Parabola del male come vizio psicologico, tuffo nella vacuità sotterranea di una gioventù bombardata dai decibel delle discoteche, tra droga, alcol e sesso occasionale, anche il nuovo lavoro di Fortunato - dopo i bei racconti d'esordio "Luoghi naturali" e il romanzo "Il primo cielo" - penetra nei meandri di certa desolazione contemporanea. La scelta di una trama "gialla" sulla quale innescare la carica negativa che contraddistingue i personaggi-ombra della storia è - se non originale - scaltra, e serve a sgravare la narrazione da quell'alone claustrofobico derivante dalla sventagliata di casi clinici da manuale che la popolano. La sanguinosa morte di Marco Ferri nella toilette della discoteca Kinki in una notte di Capodanno sembra trovare fin dall'esordio il suo artefice in Luigi Mattei, visto da numerosi testimoni in procinto di "adescare" la vittima.
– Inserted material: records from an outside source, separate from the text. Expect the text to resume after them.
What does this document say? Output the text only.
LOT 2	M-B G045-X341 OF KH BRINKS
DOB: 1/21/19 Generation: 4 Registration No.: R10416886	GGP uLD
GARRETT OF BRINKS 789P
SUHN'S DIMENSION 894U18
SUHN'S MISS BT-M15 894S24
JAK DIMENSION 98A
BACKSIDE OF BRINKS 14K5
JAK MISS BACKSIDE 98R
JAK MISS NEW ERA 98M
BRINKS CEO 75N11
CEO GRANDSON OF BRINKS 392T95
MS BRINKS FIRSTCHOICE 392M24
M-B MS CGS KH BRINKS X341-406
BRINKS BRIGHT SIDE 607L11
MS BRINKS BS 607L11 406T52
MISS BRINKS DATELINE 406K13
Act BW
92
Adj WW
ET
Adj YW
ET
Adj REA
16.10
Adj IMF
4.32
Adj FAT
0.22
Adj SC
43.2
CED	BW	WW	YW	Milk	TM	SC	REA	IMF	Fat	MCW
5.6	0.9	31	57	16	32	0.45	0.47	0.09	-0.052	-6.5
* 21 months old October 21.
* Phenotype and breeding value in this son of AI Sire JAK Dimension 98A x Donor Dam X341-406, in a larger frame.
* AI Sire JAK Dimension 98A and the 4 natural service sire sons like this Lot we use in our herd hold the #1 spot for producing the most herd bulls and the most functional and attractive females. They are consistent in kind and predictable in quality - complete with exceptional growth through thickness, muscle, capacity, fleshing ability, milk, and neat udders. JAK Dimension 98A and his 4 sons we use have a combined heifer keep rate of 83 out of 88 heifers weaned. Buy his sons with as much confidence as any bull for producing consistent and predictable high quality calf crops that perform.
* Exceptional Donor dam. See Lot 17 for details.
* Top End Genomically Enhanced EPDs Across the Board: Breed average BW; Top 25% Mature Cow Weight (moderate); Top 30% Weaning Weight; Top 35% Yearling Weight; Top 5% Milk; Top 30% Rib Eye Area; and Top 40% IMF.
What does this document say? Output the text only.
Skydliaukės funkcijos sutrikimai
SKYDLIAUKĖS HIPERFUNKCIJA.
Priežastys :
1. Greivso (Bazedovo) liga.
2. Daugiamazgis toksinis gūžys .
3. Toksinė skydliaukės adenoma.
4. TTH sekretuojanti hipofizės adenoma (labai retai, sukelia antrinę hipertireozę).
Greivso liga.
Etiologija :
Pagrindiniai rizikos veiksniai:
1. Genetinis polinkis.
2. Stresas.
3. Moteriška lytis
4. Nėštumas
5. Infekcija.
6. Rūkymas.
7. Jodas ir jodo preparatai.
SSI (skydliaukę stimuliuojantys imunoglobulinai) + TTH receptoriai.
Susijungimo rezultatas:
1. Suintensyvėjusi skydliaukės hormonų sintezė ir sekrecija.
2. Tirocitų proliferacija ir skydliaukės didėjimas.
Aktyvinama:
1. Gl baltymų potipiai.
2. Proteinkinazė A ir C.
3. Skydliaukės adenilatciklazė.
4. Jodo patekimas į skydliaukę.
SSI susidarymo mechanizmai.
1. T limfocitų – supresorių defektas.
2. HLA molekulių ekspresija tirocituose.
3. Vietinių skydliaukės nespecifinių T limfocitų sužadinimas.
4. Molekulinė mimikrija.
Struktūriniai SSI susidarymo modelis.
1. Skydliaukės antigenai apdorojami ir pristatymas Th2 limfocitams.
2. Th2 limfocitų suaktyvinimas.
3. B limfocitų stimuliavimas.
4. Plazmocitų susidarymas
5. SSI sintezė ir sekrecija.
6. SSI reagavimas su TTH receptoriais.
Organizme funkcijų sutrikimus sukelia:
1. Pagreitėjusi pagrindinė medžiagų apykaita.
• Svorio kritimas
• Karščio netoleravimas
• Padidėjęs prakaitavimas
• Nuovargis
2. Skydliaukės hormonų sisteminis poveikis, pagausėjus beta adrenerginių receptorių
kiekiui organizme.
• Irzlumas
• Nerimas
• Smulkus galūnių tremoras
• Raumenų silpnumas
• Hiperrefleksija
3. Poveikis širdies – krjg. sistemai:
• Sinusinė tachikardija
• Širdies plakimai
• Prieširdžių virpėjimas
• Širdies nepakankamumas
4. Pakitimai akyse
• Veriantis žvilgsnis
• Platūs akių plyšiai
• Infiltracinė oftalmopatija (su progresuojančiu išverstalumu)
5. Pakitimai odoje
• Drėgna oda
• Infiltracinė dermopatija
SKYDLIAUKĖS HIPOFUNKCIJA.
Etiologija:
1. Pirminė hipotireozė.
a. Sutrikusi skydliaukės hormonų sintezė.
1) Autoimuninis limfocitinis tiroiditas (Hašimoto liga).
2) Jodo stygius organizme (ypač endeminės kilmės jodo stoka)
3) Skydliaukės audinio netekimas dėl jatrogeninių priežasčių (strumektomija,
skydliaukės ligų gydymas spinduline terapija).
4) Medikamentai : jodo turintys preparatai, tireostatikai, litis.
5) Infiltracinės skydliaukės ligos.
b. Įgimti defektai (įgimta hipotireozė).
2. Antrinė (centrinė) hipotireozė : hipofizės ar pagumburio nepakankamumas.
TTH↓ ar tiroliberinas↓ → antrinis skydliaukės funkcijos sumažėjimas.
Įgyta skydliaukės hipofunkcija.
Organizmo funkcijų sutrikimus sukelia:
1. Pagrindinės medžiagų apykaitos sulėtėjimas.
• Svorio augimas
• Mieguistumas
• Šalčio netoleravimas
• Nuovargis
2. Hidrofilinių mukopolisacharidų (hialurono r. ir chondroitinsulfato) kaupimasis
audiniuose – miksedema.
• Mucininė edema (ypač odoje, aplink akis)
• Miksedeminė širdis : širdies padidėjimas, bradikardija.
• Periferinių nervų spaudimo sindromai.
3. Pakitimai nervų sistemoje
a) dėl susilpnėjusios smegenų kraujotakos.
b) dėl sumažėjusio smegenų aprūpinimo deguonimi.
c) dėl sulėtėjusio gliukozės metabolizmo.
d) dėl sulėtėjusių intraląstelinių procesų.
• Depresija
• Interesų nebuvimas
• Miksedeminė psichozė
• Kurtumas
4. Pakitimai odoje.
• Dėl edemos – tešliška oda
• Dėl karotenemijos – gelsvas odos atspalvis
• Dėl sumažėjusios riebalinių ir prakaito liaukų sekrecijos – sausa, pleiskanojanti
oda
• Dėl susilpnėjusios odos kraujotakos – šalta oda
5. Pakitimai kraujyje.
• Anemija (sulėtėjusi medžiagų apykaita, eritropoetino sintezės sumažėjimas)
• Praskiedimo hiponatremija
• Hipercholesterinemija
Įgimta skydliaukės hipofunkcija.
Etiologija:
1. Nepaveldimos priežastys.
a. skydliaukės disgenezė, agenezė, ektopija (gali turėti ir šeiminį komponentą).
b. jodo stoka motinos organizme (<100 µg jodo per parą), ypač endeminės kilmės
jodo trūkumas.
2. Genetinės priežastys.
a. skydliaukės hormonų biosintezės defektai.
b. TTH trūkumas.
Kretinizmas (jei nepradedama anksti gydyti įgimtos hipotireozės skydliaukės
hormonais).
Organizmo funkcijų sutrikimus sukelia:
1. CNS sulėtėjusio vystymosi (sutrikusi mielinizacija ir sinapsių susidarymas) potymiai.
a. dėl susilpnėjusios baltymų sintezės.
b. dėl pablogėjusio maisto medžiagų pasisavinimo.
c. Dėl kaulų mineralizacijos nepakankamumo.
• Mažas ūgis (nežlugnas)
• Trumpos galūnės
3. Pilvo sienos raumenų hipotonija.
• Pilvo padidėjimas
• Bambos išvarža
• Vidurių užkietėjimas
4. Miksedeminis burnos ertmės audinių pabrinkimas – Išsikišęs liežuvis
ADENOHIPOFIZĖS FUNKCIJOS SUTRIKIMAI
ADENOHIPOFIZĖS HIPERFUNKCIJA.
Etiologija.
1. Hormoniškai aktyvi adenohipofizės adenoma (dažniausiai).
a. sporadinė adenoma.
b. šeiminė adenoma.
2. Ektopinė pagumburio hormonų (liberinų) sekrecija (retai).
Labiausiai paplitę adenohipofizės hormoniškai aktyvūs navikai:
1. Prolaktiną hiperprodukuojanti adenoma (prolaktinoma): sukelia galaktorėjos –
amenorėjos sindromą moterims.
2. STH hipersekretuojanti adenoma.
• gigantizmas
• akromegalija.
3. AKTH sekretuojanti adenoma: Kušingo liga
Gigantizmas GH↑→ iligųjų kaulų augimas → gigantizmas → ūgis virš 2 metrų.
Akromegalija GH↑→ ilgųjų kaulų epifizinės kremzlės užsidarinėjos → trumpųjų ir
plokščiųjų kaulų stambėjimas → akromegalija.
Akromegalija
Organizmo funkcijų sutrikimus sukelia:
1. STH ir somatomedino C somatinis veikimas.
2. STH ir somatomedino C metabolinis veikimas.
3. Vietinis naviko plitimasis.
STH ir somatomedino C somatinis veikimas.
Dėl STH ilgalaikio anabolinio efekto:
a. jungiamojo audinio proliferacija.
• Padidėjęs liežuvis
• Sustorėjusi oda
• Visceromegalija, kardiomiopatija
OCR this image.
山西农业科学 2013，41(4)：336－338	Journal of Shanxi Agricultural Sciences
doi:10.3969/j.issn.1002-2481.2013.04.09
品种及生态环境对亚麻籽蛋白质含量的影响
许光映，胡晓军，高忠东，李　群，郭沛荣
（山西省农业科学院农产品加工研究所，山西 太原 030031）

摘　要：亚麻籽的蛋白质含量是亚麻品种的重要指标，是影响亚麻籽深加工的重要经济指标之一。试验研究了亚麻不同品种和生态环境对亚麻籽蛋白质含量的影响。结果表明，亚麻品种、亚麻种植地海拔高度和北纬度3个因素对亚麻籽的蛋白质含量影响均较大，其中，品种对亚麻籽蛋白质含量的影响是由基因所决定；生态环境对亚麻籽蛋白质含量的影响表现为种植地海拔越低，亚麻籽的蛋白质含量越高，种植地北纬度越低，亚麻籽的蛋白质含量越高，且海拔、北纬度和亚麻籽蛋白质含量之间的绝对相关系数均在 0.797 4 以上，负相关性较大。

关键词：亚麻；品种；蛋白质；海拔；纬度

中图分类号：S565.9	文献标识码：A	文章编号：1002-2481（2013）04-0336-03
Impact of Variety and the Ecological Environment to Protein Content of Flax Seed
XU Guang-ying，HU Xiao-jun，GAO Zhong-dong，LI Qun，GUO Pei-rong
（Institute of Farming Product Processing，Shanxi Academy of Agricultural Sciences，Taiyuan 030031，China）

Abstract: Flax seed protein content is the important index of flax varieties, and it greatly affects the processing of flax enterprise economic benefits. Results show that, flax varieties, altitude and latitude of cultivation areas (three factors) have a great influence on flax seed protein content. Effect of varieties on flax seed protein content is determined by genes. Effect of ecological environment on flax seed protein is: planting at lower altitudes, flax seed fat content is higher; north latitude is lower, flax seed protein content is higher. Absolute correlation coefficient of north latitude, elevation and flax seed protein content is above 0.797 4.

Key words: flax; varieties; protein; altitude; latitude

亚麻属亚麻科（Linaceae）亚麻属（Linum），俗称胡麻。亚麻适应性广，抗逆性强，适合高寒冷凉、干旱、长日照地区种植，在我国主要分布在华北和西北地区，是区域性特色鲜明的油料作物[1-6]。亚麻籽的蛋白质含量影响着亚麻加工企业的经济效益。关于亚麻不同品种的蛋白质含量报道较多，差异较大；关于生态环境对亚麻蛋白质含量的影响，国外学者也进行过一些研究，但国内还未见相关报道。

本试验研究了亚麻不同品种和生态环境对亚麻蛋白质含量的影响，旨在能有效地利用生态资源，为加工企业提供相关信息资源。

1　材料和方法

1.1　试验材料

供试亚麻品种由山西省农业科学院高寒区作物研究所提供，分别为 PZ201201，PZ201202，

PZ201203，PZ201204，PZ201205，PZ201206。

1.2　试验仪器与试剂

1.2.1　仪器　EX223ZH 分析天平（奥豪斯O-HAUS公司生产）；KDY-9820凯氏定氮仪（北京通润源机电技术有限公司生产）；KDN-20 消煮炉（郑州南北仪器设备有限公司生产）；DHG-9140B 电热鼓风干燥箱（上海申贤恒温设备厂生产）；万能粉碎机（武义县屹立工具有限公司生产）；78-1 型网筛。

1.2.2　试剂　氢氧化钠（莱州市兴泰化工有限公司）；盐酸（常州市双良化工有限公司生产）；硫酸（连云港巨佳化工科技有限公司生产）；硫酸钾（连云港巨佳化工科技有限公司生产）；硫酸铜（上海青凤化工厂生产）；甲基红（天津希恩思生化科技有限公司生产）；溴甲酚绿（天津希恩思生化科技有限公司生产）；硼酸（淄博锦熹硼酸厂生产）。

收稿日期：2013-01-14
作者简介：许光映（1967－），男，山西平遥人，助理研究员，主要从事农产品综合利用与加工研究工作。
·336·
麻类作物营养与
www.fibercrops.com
Il processo verifica la colpevolezza del giovane e la condanna che ne segue risulta il più ovvio dei dati di fatto. Ma, come esordisce l'io narrante, "non è mai stato chiaro come andarono le cose". Mattei fu visto fuggire dal Kinki, la perizia l'ha definito "psicologicamente" colpevole, ma l'io narrante - un oscuro cronista di nera - sembra convinto del contrario. E anche il lettore, proseguendo nel racconto, tende ad avvalorarne i dubbi. Dopo una prima parte tracciata come un freddo resoconto degli avvenimenti, è infatti proprio la figura annebbiata del narrante a prender consistenza, con le sue manie, gli eccessi alcolici, l'oscuro istinto violento, le inspiegabili contraddizioni. Perché, ad un certo punto, il cronista crede di aver ucciso Ron - il ragazzo conosciuto in un bar - come in un'assurda replica del delitto Ferri? Dove finiscono le ossessioni di cui è preda e dove invece la realtà si sforza di far luce su fatti sempre più oscuri?
Luigi Mattei si uccide in carcere, la storia si accende di nuovi sviluppi, un dubbio si insinua anche nel lettore: è stato il vero assassino di Ferri a tenerci per mano fino a questo punto, in una personale, adulterata versione dei fatti? Ma la verità, come sempre, possiede mille sfaccettature: ciò che appare non sempre è lo specchio della realtà e, dopotutto, quante sfumature occorrono per raggiungere una stessa verità valida in assoluto?
Al termine del libro ci si rende conto di come non è tanto la "soluzione" del caso a interessare l'autore, guanto l'aver accompagnato il lettore in una passeggiata tenebrosa - chissà perché, ma è netta l'impressione di gravitare in un panorama di costante penombra - nei meandri di una realtà malsana e votata sovente all'autodistruzione. Spetta al lettore stabilire i confini della provocazione e decidere dove invece la provocazione risulta nient'altro che lo specchio di tanti dei nostri precari oggi.